News   Kronos Quartet Sweetens Wesla Whitfield's New Weill, Wilder, Warren CD, In Stores Now
Wesla Whitfield, the San Francisco chanteuse who collaborates with her pianist-arranger husband, Mike Greensill, has a new CD of show tunes on the High Note label.

The 2003 release, "September Songs," includes songs by Kurt Weill, Alec Wilder and Harry Warren, with the Mike Greensill Trio, Gary Foster, The Kronos Quartet and Michael Moore.

The 2003 disc, coming a year after the vocalist's Irving Berlin disc, "The Best Thing for You Would Be Me." includes, "September Song," "Speak Low," "I Only Have Eyes for You," "Jeepers Creepers," "A Child Is Born," "Lovers and Losers," "I Know Why and So Do You," "I Had the Craziest Dream," "It Never Was You," "September in the Rain," "My Ship," "I Wish I Knew," "Lost in the Stars," "Here I'll Stay," "Moon and Sand," "While We're Young."

Whitfield, who shows she can be mellow and smooth as well as swinging, has played choice cabarets around the country and even sang in her own Off-Broadway cabaret show, Life Upon the Wicked Stage, in 1998. She got wide exposure more than 10 years ago when she opened for Michael Feinstein in concert.


New for the singer in 1998 was the spelling of her first name, which used to be spelled "Weslia" and was always supposed to be pronounced "Wesla," as it is among family and friends. But after years of people calling her Wes-lee-uh (because of the obvious spelling) she finally changed it to avoid confusion. Most of her dozen or so recordings bear the name Weslia Whitfield. As early as 1990, Whitfield was opening for Michael Feinstein concerts, singing a hip, optimistic version of "The Trolley Song." Her early independent recordings are harder to come by, but such discs as "Lucky to Be Me" and "High Standards" are common in record stores' cabaret or vocal sections, particularly on the coasts.

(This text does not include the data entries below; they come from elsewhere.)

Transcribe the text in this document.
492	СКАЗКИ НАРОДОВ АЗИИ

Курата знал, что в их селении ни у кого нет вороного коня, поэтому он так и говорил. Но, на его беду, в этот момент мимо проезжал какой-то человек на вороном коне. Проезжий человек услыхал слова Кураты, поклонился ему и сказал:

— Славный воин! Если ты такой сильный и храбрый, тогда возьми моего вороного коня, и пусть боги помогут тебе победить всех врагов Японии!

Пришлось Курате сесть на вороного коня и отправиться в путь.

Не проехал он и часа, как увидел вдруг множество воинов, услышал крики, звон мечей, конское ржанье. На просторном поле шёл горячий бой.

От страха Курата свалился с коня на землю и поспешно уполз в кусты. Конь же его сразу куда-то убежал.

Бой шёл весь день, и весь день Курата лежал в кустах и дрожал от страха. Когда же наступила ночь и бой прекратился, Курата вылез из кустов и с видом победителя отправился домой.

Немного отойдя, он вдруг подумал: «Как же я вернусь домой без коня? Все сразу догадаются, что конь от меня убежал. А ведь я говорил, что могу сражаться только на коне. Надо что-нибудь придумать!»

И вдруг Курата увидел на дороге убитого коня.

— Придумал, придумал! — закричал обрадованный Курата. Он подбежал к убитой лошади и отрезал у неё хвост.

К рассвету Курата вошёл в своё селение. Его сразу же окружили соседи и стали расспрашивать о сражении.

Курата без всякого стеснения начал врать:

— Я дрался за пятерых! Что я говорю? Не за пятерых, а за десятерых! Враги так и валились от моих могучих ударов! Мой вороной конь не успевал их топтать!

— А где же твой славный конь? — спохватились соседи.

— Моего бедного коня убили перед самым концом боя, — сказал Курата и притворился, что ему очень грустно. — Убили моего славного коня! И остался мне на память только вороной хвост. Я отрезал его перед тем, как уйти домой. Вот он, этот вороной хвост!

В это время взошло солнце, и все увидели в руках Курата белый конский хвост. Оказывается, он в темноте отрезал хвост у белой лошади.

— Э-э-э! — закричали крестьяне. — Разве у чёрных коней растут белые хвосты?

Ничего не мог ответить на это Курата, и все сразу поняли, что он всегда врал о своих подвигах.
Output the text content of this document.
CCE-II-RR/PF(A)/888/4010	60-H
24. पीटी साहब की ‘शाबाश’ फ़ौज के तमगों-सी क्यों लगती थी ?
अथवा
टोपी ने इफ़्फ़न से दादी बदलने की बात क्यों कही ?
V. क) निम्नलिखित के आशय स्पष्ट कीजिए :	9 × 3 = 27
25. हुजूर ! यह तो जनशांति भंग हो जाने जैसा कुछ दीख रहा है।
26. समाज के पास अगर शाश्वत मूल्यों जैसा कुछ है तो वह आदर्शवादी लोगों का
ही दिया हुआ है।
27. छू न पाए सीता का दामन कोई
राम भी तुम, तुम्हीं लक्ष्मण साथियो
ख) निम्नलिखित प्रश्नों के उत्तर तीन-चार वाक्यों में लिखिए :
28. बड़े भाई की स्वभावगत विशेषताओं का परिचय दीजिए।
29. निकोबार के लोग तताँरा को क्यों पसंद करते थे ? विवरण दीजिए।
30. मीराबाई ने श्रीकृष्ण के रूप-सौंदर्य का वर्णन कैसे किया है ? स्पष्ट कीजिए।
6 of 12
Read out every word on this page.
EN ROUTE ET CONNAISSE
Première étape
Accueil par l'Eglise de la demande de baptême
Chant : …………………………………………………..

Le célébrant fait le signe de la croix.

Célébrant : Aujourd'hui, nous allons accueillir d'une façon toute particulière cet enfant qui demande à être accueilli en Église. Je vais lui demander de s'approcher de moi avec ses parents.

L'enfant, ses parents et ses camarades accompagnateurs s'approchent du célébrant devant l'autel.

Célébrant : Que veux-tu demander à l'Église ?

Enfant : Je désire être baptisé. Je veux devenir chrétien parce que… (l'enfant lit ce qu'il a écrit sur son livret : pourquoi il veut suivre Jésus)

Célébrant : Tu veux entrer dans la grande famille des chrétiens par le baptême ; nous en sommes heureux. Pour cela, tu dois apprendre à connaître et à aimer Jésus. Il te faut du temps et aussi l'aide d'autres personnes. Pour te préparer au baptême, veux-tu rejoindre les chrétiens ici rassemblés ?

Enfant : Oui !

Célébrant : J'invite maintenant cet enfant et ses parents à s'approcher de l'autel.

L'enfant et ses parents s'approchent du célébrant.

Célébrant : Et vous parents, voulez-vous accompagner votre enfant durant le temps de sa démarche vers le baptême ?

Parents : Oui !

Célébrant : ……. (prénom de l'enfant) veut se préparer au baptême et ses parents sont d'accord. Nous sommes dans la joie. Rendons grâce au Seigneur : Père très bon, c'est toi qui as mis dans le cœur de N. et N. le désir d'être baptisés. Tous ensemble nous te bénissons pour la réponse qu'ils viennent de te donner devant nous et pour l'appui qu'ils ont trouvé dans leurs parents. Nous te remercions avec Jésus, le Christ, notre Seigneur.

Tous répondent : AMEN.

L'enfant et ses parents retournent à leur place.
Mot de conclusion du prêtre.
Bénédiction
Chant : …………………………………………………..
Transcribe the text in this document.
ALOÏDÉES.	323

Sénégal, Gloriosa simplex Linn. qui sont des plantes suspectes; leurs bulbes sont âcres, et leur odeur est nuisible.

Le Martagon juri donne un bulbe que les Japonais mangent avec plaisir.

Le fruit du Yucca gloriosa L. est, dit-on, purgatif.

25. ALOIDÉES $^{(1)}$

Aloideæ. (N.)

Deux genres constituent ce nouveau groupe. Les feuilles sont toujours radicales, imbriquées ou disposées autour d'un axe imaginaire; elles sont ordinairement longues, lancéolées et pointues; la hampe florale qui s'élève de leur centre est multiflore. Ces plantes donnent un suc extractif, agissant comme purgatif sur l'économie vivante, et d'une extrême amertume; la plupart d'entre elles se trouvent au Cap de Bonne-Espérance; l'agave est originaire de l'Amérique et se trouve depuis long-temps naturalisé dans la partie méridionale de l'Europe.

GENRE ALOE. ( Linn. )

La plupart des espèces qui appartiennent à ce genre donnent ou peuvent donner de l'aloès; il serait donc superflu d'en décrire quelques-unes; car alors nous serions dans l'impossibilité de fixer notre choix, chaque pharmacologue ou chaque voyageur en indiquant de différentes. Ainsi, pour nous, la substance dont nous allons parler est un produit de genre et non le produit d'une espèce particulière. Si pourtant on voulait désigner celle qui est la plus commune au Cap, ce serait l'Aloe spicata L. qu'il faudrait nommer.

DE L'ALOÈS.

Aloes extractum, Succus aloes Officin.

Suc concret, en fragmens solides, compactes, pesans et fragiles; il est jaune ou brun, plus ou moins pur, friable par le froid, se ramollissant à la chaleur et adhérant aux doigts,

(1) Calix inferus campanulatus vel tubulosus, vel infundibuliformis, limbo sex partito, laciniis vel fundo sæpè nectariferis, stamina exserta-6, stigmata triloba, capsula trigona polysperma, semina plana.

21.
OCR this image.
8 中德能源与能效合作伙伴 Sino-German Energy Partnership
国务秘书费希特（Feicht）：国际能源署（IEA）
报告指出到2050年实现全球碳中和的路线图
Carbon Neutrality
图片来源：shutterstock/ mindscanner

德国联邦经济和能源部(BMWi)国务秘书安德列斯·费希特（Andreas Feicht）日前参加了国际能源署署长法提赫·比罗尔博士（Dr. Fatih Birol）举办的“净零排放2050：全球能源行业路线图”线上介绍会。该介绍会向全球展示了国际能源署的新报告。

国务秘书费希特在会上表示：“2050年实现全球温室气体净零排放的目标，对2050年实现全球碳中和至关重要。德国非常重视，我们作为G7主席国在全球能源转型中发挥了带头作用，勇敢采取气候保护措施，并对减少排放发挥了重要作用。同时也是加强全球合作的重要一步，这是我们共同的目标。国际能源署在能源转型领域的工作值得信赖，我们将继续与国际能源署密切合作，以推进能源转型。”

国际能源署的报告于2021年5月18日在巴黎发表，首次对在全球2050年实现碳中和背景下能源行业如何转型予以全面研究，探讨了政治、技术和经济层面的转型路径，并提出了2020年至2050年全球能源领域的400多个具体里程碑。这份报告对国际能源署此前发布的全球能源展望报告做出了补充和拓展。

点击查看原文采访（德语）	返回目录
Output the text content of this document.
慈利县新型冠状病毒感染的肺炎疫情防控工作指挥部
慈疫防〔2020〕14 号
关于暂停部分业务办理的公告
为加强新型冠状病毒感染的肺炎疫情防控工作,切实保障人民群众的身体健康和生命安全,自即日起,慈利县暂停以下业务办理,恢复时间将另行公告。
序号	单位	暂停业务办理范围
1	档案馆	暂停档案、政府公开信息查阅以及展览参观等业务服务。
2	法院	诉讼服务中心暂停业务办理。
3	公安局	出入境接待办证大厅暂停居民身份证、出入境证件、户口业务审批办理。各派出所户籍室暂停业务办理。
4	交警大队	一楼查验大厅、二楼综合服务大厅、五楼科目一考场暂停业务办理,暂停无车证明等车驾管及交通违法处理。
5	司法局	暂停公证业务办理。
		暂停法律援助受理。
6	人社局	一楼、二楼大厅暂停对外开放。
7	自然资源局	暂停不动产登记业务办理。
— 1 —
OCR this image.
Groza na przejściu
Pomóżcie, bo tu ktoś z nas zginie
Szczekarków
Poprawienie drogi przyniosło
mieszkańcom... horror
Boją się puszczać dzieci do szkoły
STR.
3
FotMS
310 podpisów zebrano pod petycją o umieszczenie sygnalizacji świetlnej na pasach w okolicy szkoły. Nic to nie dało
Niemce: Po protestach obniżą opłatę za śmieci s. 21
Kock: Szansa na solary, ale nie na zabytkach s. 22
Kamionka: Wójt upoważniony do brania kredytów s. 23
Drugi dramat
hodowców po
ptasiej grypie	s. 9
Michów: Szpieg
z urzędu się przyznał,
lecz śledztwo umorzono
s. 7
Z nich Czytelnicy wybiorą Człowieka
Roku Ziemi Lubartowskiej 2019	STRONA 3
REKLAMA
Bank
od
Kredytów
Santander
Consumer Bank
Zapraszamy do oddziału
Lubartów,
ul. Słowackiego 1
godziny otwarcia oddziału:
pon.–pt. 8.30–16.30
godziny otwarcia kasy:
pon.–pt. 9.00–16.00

Whitfield's Off-Broadway debut, Life Upon the Wicked Stage, played Oct. 13-Nov. 1, 1998. Her following in New York is rooted in her 1993 debut at (and subsequent returns to) the Algonquin Hotel. Among her tales in her Off Broadway show was the rarely discussed, 1977 random shooting that left her unable to walk. In Wicked Stage, Whitfield again worked with longtime pianist arranger Mike Greensill. Whitfield rose from being a singing waitress, to singing for San Francisco Opera and then to cabarets and boites around the country.

Orrin Keepnews and Judith Sherman produced the new disc.